'None' gradients when passing output from one network to the input of another

Hi all,

I’m trying to build a custom network that uses the output of one network to transform the input of the second layer. The reason I’m doing this is because I want the network to warp the input in time and then find the best fit, learning both simultaneously.

However, the gradients of the first section are turning into ‘None’ values somewhere.

More precisely, I have inputs X (matrix) and z = 0:X.shape[0].

Specifically, the first layer is RELU(Linear(z)) and outputs a tensor ‘p’.
Then X and p are passed to the second stage, where each row of X, x[i], is shifted by the value p[i] to the right and then reduced to a vector via a column wise mean. Basically, its taking a matrix X and creating a vector x_shift, which is warped in time.

From there, I pass the shifted value ‘x_shift’ through feed forward layers and create the final output y. The loss function is a maximum likelihood function based on both y and p.

The problem is that the gradients for the first network stage are ‘None’. I don’t get any errors, just None values. However, when I edit the network and run each one separately everything is fine. I’m a bit stuck here, any help would be much appreciated!

Here is the relevant code:

# Training Loop
p_mod = PerturbationNetwork(1, 5, t=n)
model = ShiftNetwork(n=1, hidden_size=5, t=n)
optimizer = optim.Adam(list(model.parameters()) + list(p_mod.parameters()), lr=0.01)
for epoch in range(1000):
    # Forward pass 1
    p_out = p_mod(p)
    y_pred = model(X, p_out)
    loss = model.log_likelihood(y_pred, y, p_out)
    optimizer.zero_grad()
    loss.backward()
    optimizer.step()

Here is the forward pass for the first stage:

    def forward(self, x):
        # Create the perturbation profile
        p_i = self.relu(self.fc0(x))
        p_i = self.p_out(p_i)

        # Rescale
        p_scale = p_i*float(p_i.shape[0])
        p_scale = torch.tensor(p_scale, dtype=int)

        return p_scale

And here is the forward pass for the second stage:

    def forward(self, X, p):

        x_shift = self.shift_rows(X, p)
        x_shift  = self.nan_mean(x_shift)

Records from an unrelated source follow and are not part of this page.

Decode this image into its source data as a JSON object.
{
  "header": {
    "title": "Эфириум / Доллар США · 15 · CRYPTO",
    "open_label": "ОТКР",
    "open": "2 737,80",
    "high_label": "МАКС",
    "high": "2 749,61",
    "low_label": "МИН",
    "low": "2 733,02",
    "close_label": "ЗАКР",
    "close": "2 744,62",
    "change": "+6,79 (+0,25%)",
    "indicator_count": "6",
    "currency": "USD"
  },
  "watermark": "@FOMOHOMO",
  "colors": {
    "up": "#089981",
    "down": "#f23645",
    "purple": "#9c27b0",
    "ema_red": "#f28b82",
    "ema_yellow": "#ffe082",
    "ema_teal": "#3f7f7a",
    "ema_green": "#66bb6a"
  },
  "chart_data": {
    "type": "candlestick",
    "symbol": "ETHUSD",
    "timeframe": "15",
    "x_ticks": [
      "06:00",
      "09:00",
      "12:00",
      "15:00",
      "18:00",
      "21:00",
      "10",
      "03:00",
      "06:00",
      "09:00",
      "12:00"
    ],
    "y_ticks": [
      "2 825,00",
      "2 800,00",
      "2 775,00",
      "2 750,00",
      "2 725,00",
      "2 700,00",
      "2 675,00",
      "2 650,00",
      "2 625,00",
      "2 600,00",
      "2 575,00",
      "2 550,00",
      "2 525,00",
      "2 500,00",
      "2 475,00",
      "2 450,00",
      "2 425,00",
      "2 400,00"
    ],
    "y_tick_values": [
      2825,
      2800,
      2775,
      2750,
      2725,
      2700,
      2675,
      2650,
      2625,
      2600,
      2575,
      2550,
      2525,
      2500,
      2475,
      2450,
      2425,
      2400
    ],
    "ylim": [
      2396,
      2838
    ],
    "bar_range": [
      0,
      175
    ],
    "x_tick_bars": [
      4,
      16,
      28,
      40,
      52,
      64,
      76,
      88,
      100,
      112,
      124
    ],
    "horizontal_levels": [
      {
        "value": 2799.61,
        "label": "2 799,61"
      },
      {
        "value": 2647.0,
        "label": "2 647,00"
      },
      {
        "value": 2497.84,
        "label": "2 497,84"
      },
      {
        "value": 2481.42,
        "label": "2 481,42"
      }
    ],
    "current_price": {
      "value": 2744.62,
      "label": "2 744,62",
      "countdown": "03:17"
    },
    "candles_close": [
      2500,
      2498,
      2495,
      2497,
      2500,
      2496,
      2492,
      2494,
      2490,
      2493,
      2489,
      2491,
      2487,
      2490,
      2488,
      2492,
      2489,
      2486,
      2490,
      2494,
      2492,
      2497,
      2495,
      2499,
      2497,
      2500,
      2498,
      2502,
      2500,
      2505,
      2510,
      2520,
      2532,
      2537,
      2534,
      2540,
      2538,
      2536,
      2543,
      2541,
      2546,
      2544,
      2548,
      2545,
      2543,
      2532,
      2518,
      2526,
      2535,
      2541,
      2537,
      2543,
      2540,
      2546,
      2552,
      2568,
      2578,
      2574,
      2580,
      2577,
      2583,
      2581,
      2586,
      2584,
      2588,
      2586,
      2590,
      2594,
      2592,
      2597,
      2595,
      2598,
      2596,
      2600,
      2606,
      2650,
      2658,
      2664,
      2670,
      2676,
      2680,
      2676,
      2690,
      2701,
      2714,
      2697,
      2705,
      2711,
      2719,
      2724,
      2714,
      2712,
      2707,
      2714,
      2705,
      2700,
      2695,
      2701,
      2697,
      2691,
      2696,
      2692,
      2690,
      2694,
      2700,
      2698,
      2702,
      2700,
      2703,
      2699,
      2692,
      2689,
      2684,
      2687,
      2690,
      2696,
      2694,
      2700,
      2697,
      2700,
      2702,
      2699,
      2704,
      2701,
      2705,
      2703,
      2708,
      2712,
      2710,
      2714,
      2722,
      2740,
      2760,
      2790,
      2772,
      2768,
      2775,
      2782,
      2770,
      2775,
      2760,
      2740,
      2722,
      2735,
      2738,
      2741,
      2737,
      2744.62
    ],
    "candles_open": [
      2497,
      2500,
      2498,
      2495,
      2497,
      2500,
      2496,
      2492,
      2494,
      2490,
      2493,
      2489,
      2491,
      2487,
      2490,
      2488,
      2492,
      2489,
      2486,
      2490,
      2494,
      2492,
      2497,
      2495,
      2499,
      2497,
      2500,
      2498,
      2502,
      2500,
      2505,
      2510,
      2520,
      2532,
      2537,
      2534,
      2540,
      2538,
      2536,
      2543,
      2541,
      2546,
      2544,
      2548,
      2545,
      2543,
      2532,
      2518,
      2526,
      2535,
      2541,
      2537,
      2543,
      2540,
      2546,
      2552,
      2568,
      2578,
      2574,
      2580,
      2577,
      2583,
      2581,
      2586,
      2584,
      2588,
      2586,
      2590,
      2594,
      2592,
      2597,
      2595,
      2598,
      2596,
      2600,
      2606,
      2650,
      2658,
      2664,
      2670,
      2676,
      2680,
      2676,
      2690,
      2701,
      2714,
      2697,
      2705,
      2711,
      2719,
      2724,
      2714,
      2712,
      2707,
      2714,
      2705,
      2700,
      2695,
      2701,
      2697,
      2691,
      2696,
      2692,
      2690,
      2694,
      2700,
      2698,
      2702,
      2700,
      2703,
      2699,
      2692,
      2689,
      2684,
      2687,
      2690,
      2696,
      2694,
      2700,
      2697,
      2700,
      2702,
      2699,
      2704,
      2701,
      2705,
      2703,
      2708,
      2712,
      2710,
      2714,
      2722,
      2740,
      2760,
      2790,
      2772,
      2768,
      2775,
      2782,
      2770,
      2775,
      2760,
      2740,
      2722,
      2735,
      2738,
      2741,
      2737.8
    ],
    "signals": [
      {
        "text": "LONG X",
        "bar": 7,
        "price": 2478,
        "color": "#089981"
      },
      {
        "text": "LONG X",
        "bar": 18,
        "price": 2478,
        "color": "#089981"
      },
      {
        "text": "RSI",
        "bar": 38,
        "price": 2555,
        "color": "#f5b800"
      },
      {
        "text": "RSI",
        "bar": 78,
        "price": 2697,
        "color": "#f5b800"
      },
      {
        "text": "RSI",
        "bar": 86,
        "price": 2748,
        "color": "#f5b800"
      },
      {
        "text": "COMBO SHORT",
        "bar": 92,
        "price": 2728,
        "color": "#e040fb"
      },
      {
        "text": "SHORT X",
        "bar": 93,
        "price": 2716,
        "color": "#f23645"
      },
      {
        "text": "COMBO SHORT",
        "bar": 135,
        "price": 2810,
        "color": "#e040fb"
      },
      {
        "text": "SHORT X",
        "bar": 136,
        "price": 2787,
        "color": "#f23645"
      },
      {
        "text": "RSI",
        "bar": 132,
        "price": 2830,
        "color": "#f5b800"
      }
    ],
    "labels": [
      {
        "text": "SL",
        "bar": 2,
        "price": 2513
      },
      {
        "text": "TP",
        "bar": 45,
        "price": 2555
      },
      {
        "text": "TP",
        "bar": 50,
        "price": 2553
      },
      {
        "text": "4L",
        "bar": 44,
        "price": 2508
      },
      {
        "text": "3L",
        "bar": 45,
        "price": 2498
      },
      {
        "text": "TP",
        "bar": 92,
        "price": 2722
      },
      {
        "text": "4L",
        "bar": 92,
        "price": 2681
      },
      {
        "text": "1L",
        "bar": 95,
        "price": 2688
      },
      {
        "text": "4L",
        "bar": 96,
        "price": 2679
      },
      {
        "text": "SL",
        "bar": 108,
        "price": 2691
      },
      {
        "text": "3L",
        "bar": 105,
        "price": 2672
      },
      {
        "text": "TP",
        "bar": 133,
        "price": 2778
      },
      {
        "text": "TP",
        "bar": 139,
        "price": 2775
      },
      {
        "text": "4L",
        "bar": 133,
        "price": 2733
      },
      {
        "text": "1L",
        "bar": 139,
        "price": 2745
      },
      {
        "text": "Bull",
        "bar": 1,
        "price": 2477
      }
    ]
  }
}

        x_shift = warp.fill_nan_with_last_value(x_shift.squeeze(0))
        x_shift = x_shift[::self.sr]
        x_shift = x_shift[:len(p)]
        x_shift = x_shift.unsqueeze(1)
  
        h1 = self.relu(self.fc1(x_shift))
        h2 = self.relu(self.fc2(h1))
        h3 = self.relu(self.fc3(h2))
        y = self.fc4(h3)
        return y.squeeze(1)

The helper functions have been built using torch functions. I’ve tested them separately. They are:

    def shift_rows(self, X, p):
        # Get the dimensions of the input matrix
        num_rows, num_cols = X.size()

        # Create an empty tensor of the same shape as the input matrix
        shifted_X = torch.torch.full((X.shape[0],X.shape[1]), float('nan'))

        # Iterate over each row of the input matrix
        for i in range(0, (len(p)-1)):
            # Get the shift value for the current row
            shift_amount = int(p[i].item())  # Convert tensor to scalar

            # Perform the row shifting operation
            shifted_X[i*self.sr, :] = torch.roll(X[i*self.sr, :], shifts=shift_amount, dims=0)

        return shifted_X
    
    def nan_mean(self, input):
        # Create a mask for NaN values
        mask = torch.isnan(input)
        
        # Replace NaN values with zeros
        input_zeros = torch.where(mask, torch.zeros_like(input), input)
        
        # Compute the sum and count of non-NaN values along each column
        col_sum = torch.sum(input_zeros, dim=0)
        col_count = torch.sum(~mask, dim=0, dtype=torch.float32)
        
        # Compute the column-wise mean, ignoring NaN values
        output = torch.where(col_count > 0, col_sum / col_count, torch.tensor(float('nan')))
        
        return output

  def fill_nan_with_last_value(x):
      mask = torch.isnan(x)
  
      last = x[0].item()
      for i in range(1, x.shape[0]):
          if mask[i].item():
              x[i] = last
          elif mask[i].item() is False:
              last = x[i].item()
      return x

Everything works and has been tested individually, its just when putting it all together I lose the gradients somewhere.

Thanks again for any support!
Aaron

This line:
p_scale = torch.tensor(p_scale, dtype=int)
will detach p_scale since you are a) recreating a new tensor without a gradient history and b) using an integer dtype which does not support gradients.

Thanks very much! That seems to have been the main problem.